Upload folder using huggingface_hub

178b774 verified 2 months ago

13.3 kB

	"""
	Compulsive usage behavioral analyzer — temporal and metadata features.

	Analyzes posting patterns to score compulsion-like behavior:
	- Posting frequency and volume
	- Burst detection (clusters of rapid posts)
	- Night activity patterns
	- Session analysis (reactive loops)
	- Reply/quote/RT ratios
	- Repetition patterns
	- Engagement distribution skew
	"""
	import logging
	from dataclasses import dataclass, field
	from typing import Optional

	import numpy as np
	import pandas as pd
	from scipy import stats

	from .config import (
	BURST_WINDOW_MINUTES,
	COMPULSION_WEIGHTS,
	NIGHT_END_HOUR,
	NIGHT_START_HOUR,
	SESSION_GAP_MINUTES,
	)

	log = logging.getLogger(__name__)


	@dataclass
	class BehavioralProfile:
	"""Complete behavioral profile for a single account."""
	senator_name: str = ""
	twitter_handle: str = ""

	# Volume metrics
	n_tweets: int = 0
	span_days: int = 0
	tweets_per_day: float = 0.0
	active_days_pct: float = 0.0

	# Temporal metrics
	median_gap_minutes: float = 0.0
	p_gap_lt_10m: float = 0.0
	p_gap_lt_60m: float = 0.0

	# Session metrics
	sessions_per_day: float = 0.0
	median_session_length: float = 0.0
	max_session_length: int = 0
	max_posts_in_hour: int = 0

	# Night activity
	night_share: float = 0.0

	# Post type distribution
	reply_ratio: float = 0.0
	quote_ratio: float = 0.0
	retweet_ratio: float = 0.0
	original_ratio: float = 0.0

	# Repetition
	exact_repeat_share: float = 0.0
	prefix_repeat_share: float = 0.0

	# Engagement distribution
	engagement_mean: float = 0.0
	engagement_median: float = 0.0
	engagement_p90: float = 0.0
	engagement_gini: float = 0.0

	# Scores
	compulsion_score: float = 0.0
	compulsion_subscores: dict = field(default_factory=dict)

	# Burst events
	burst_events: list = field(default_factory=list)
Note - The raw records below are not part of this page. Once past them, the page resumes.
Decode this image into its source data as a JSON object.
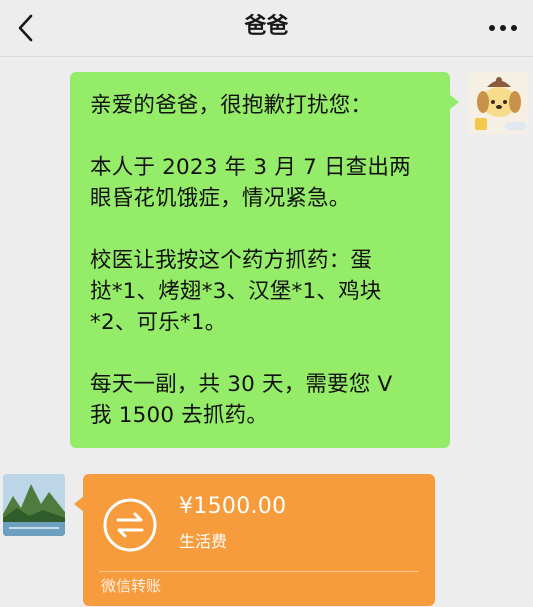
{
  "header": {
    "title": "爸爸",
    "back_icon": "chevron-left-icon",
    "more_icon": "more-dots-icon"
  },
  "messages": [
    {
      "side": "right",
      "type": "text",
      "paragraphs": [
        "亲爱的爸爸，很抱歉打扰您：",
        "本人于 2023 年 3 月 7 日查出两\n眼昏花饥饿症，情况紧急。",
        "校医让我按这个药方抓药：蛋\n挞*1、烤翅*3、汉堡*1、鸡块\n*2、可乐*1。",
        "每天一副，共 30 天，需要您 V\n我 1500 去抓药。"
      ],
      "bubble_color": "#95ec69"
    },
    {
      "side": "left",
      "type": "transfer",
      "amount": "¥1500.00",
      "note": "生活费",
      "footer": "微信转账",
      "card_color": "#f79c3c",
      "icon": "transfer-arrows-icon"
    }
  ],
  "avatars": {
    "self": "cartoon-dog-avatar",
    "contact": "landscape-avatar"
  }
}
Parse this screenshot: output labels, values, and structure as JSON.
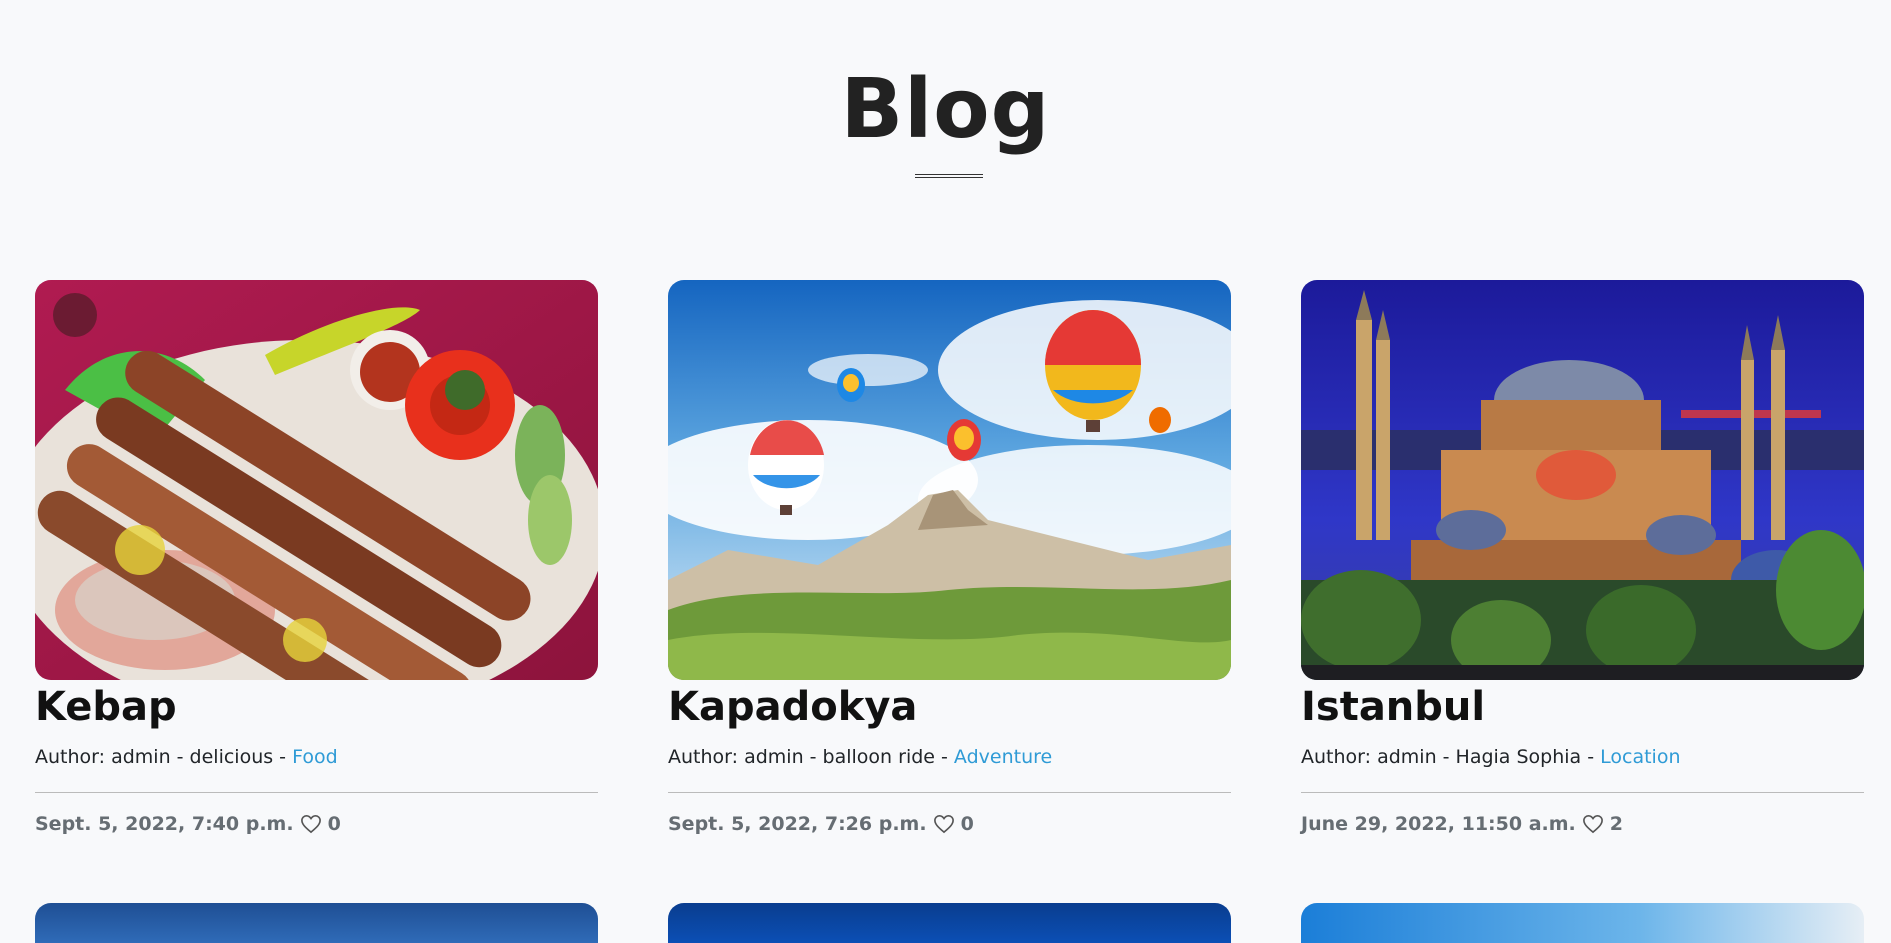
{
  "page": {
    "title": "Blog"
  },
  "posts": [
    {
      "title": "Kebap",
      "author_prefix": "Author: admin - delicious - ",
      "category": "Food",
      "date": "Sept. 5, 2022, 7:40 p.m.",
      "likes": "0",
      "image_alt": "kebab-plate-image"
    },
    {
      "title": "Kapadokya",
      "author_prefix": "Author: admin - balloon ride - ",
      "category": "Adventure",
      "date": "Sept. 5, 2022, 7:26 p.m.",
      "likes": "0",
      "image_alt": "cappadocia-balloons-image"
    },
    {
      "title": "Istanbul",
      "author_prefix": "Author: admin - Hagia Sophia - ",
      "category": "Location",
      "date": "June 29, 2022, 11:50 a.m.",
      "likes": "2",
      "image_alt": "hagia-sophia-night-image"
    }
  ],
  "colors": {
    "background": "#f8f9fb",
    "category_link": "#2f9bd6",
    "footer_text": "#666d73"
  },
  "icons": {
    "like": "heart-outline-icon"
  }
}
	def to_dict(self) -> dict:
	return {k: v for k, v in self.__dict__.items()}


	class BehavioralAnalyzer:
	"""Analyze temporal posting patterns for compulsion-like behavior."""

	def analyze(
	self,
	df: pd.DataFrame,
	senator_name: str = "",
	twitter_handle: str = "",
	) -> BehavioralProfile:
	"""
	Analyze a DataFrame of tweets from a single account.
	Expects columns: created_at (datetime), text, and optionally
	tweet_type, like_count, retweet_count, reply_count, quote_count.
	"""
	profile = BehavioralProfile(
	senator_name=senator_name,
	twitter_handle=twitter_handle,
	)

	if df.empty:
	return profile

	# Ensure sorted by time
	df = df.sort_values("created_at").reset_index(drop=True)

	# ── Volume ────────────────────────────────────
	profile.n_tweets = len(df)
	ts = df["created_at"]
	span = (ts.max() - ts.min()).days
	profile.span_days = max(span, 1)
	profile.tweets_per_day = profile.n_tweets / profile.span_days
	unique_days = ts.dt.date.nunique()
	profile.active_days_pct = unique_days / profile.span_days

	# ── Inter-post gaps ───────────────────────────
	gaps = ts.diff().dt.total_seconds().dropna() / 60.0 # minutes
	if len(gaps) > 0:
	profile.median_gap_minutes = float(gaps.median())
	profile.p_gap_lt_10m = float((gaps < 10).mean())
	profile.p_gap_lt_60m = float((gaps < 60).mean())

	# ── Sessions ──────────────────────────────────
	sessions = self._detect_sessions(ts, gap_minutes=SESSION_GAP_MINUTES)
	if sessions:
	session_lengths = [s["length"] for s in sessions]
	profile.sessions_per_day = len(sessions) / profile.span_days
	profile.median_session_length = float(np.median(session_lengths))
	profile.max_session_length = max(session_lengths)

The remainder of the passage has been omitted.